This Orzo Salad with Oven-Roasted Vegetables is a delightful combination of hearty orzo pasta and colorful roasted vegetables, tossed in a tangy balsamic dressing. It’s perfect for serving as a main dish or side dish at any meal, and it’s sure to be a hit with family and friends alike.
1 cup dried orzo
1 medium-large sweet potato, peeled, cut into ½-inch pieces (about 2 cups)
¾-pound Brussels sprouts, trimmed, and quartered (about 3 cups)
1 medium red onion, roughly chopped
Drizzle of olive oil, plus more for dressing
Salt to taste
1 (15-ounce) can chickpeas, drained and rinsed
2/3 cup walnuts
¼ cup extra-virgin olive oil
1 tablespoon maple syrup
¼ teaspoon dried basil
¼ teaspoon dried oregano
¼ teaspoon crushed red pepper
1 small garlic clove
¼ teaspoon salt, or to taste
Freshly ground black pepper to taste
1/3 cup chopped fresh parsley
1/3 cup dried cranberries
- Preheat the oven to 425ºF.
- Cook the orzo according to the directions on the packet until al dente.

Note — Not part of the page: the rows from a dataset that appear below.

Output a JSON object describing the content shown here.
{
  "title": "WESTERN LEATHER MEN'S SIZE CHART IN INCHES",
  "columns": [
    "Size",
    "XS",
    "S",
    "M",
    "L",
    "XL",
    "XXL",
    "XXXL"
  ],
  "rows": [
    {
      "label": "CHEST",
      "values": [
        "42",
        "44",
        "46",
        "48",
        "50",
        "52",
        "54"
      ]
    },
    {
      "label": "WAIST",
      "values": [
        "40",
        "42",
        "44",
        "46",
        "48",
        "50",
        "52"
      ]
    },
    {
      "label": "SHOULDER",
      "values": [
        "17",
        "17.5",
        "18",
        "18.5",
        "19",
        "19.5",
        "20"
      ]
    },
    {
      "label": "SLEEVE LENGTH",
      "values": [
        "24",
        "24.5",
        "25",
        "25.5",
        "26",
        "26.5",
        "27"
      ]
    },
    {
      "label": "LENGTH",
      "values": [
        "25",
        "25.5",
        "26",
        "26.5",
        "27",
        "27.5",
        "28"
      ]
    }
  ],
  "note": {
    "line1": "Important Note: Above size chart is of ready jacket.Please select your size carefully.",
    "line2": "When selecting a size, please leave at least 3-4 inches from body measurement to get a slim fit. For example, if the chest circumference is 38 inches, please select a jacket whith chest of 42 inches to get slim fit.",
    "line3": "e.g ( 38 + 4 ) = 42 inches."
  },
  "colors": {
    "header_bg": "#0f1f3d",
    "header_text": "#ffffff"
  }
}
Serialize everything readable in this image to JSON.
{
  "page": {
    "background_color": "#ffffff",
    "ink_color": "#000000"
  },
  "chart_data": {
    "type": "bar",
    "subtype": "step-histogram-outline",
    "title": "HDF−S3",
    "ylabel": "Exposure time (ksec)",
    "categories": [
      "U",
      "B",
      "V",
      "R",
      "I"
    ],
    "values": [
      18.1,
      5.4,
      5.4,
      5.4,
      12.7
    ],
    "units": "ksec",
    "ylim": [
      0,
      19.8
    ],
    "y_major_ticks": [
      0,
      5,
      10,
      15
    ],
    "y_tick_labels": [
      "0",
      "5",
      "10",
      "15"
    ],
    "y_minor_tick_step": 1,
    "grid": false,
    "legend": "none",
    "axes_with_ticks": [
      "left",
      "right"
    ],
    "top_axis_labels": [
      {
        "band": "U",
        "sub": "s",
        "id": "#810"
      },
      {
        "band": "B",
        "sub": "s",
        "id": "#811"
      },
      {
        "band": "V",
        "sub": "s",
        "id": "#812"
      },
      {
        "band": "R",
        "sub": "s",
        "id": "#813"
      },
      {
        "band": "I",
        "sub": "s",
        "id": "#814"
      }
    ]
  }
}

- Place the sweet potato, Brussels sprouts, and red onion into a large bowl. Toss with a generous drizzle of olive oil and salt to taste. Transfer to a large nonstick rimmed baking sheet. Roast for about 20 minutes, or until the sweet potato is fork tender. Toss after 10 minutes so they cook evenly.
- Place the chickpeas and walnuts into the same bowl. Toss with a drizzle of olive oil, and salt to taste. Transfer to a small rimmed baking sheet. Roast with the vegetables on a lower rack.
- Remove the walnuts from the oven after about 7 minutes, or once they are golden brown. Continue cooking the chickpeas until the vegetables are ready.
- Meanwhile, add the olive oil, maple syrup, basil, oregano, and crushed red pepper to a small jar with a lid. Grate the garlic into the jar using a microplane or fine grater. Add salt and pepper. Cover and shake until well combined. Set aside.
- Transfer the orzo, sweet potato, Brussels sprouts, red onion, chickpeas, and walnuts to a large bowl. Add the dressing, parsley, and cranberries. Mix to combine. Season with salt and pepper.
- Serve warm or refrigerate for later use and enjoy as a chilled.